MIMPI YANG TERSISA. - Gabriel Alvando

Catatan Gabriel

Post Top Ad

Responsive Ads Here

MIMPI YANG TERSISA.

Share This


PERTANIAN TANAMAN PANGAN ADALAH UJUNG TOMBAK
     Pertanian Tanaman Pangan diyakini sebagai ujung tombak kegiatan ekonomi di Kalimantan Barat, oleh sebab itu tidak terlalu berlebihan jika rakyat Kalimantan Barat menggantungkan mimpi “bahwa Pemeritah Daerah Kalimantan Barat (baik Kabupaten, Kota maupun Propinsi )” lebih menitik beratkan pembangunan sosial ekonomi pada sektor Pertanian
     Kalimantan Barat dengan potensi Sumber Daya Alamnya yang berlimpah, mestinya mampu menyediakan kebutuhan bagi masyarakat. Namun sampai sekarang pembangunan yang optimal kesektor Pertanian kususnya Padi belum dimanfaatkan, untuk kepentingan rakyat.
     Harus diakui bahwa masa depan rakyat Kalimantan Barat tidak dapat dilepaskan dengan usaha pertanian. Diperdiksikan 80-an persen penduduk Kalimantan Barat masih menggantungkan hidupnya bercocok tanam dengan berladang “gilir balik” atau berpindah- pindah.
     Maka oleh sebab itu, guna menjaga kestabilitas kegiatan usaha pertanian, diharapkan Pemeritah membuat tata ruang sentra produksi dengan membentuk sentra produksi pertanian yang meliputi tanaman pangan berupa padi dan hortikultura, juga melihat sejumlah danau- danau dan sungai yang tersebar diseluruh wilayah Perikanan, disamping peternakan yang terkoordinir dan terencana.
     Sampai saat ini, untuk menggenjot kegiatan dan meningkatkan usaha tani terpadu, Petani masih menghadapi berbagai persoalan, yaitu sarana penunjang seperti Pasar Induk Pertanian, sarana transportasi dan sarana irigasi. Serta alat kelengkapan pertanian seperti Traktor dan mesin Perontok bulir- bulir padi serta harga pupuk dan obat- obatan pertanian yang selangit masih menjadi kendala. Juga tenaga pendamping seperti Penyuluh Pertanian Lapangan dan insiminator yang bertugas dilapangan hendaknya perlu dicukupi jumlah dan dipertegas wilayah kerjanya, demi menjaga efektifitas kegiatan.
     Prestasi Soeharto membuat Indonesia swasembada pangan dengan INMAS dan BIMAS nya kini hilang bersama dengan tumbangnya era Orde Baru, menurut Petinggi Dinas Pertanian Tanaman Pangan Propinsi Kalimantan Barat dalam kata sambutannya pada acara reuni IKA – SPP SPMA Kalimantan Barat beberapa waktu yang lalu mengatakan bahwa, “ ada kekuatiran Negara maju (seperti Amerika Serikat ) kalau Indonesia swasembada Pangan”. Cuma disayangkan Pemerintah Soeharto tidak membuat tata ruang wilayah yang betul- betul berpihak kepada rakyat Kalimantan Barat.
     Apa lagi di era  Reformasi, keadaan tambah runyam dengan masuknya Perkebunan (Sawit ) ke Kalimantan Barat, alih fungsi  lahan produktif Pertanian menjadi perkebunan semakin luas dan masif saja, sehingga membuat lahan untuk masyarakat barladang semakin sempit, sementara usaha Pemeritah untuk merencanakan lahan baru (Sawah ) sepertinya tidak ada.

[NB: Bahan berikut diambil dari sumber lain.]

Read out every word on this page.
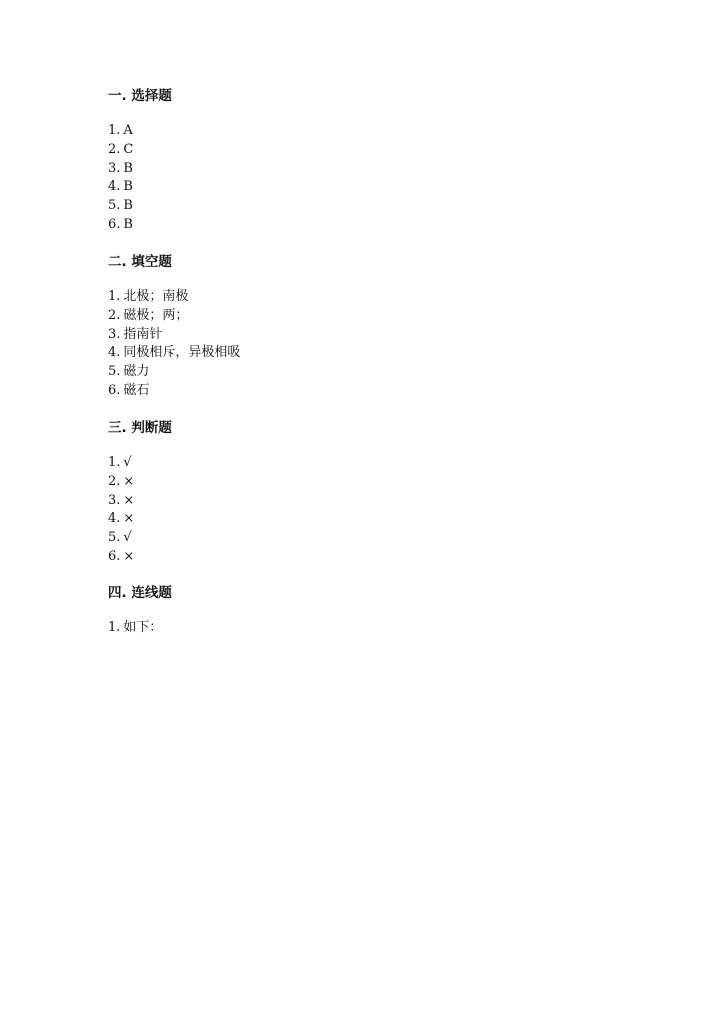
一. 选择题
1. A
2. C
3. B
4. B
5. B
6. B
二. 填空题
1. 北极；南极
2. 磁极；两；
3. 指南针
4. 同极相斥，异极相吸
5. 磁力
6. 磁石
三. 判断题
1. √
2. ×
3. ×
4. ×
5. √
6. ×
四. 连线题
1. 如下：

TATA RUANG WILAYAH MENGABAIKAN KEPENTINGAN RAKYAT
     Harapan Masyarakat Kalimantan Barat, keserius Pemerintah dalam menggenjot usaha tani sangat dinantikan, guna meningkatkan kesejahteraan Petani, dan menuju kedaulatan Pertanian dan swasembada Pangan. Disamping itu untuk meningkatkan pendapatan Daerah menuju masyarakat mandiri dengan memanfaatkan seluruh potensi yang ada, bermartabat, beradab dan beretika. Dan yang terpenting Pemerintah bersama- sama dengan rakyat lebih mengedepankan ekonomi kerakyatan dengan membangun prasarana jalan yang mulus sampai ketepi sawah, tali- tali air yang dibangun sampai kepelosok, ada prasarana Pasar Induk Pertanian dan jaringan pemasaran yang memadai. Kemudahan itu juga mesti  diawali dengan akses ada benih unggul yang berkualitas, pupuk dan obat- obatan pertanian yang mampu dijangkau oleh kantong Petani serta pinjaman lunak untuk modal usaha. 
     Lalu yang tidak kalah pentingnya , diharapkan Pemerintah membuat tata ruang wilayah yang betul- betul  berpihak kepada Rakyat, dengan membentuk sentra Produksi Pertanian yang meliputi tanaman pangan seperti  Padi dan hortikultura.
     Sebab sampai saat ini Pemerintah, sepertinya masih  setengah hati membuat tata ruang wilayah yang berpihak kepada rakyat, hal ini disebabkan :
1.
Pemerintah “Orde Baru” sengaja meninggalkan staregi pembengunan yang menekankan struktur sosial ekonomi yang secara radikal telah dianut oleh Pemerintah sebelumnya (Orde Lama). Pemerintah Orde Baru memandang bahwa peningkatan pertumbuhan ekonomi jauh lebih penting dibandingkan dengan pelaksanaan “Pertanahan/ Landreform”.
2.
Disamping itu produk Hukum setingkat Undang- Undang, terutama Undang- undang  Nomor 5 Tahun 1960 Tentang “Pertanahan” Juncto Peraturan Menteri Negara/ Kepala Badan Pertanahan Nasional Nomor 5 Tahun 1999 yang menjadi politik Hukum Pertanahan Nasional yang sarat dengan kepentingan politik dan tidak berpihak kepada kepentingan Rakyat
     Dua persoalan diatas sangat berpengaruh besar dalam membuat “Tata Ruang Wilayah”, di Kalimantan Barat sehingga laju pembangunan ekonomi yang semata- mata menargetkan pertumbuhan ekonomi dan mengabaikan kepentingan masyarakat luas (rakyat ) telah memarginalkan posisi masyarakat, terjadi pemiskinan dikalangan masyarakat  yang delapan puluhan persen adalah Petani itu. Sebagai akibat lahan/ tanah untuk menggantungkan hidup dan kehidupan masyarakat  telah dirampas Pemerintah atas nama Negara, dan diberikan kepada Pengusaha.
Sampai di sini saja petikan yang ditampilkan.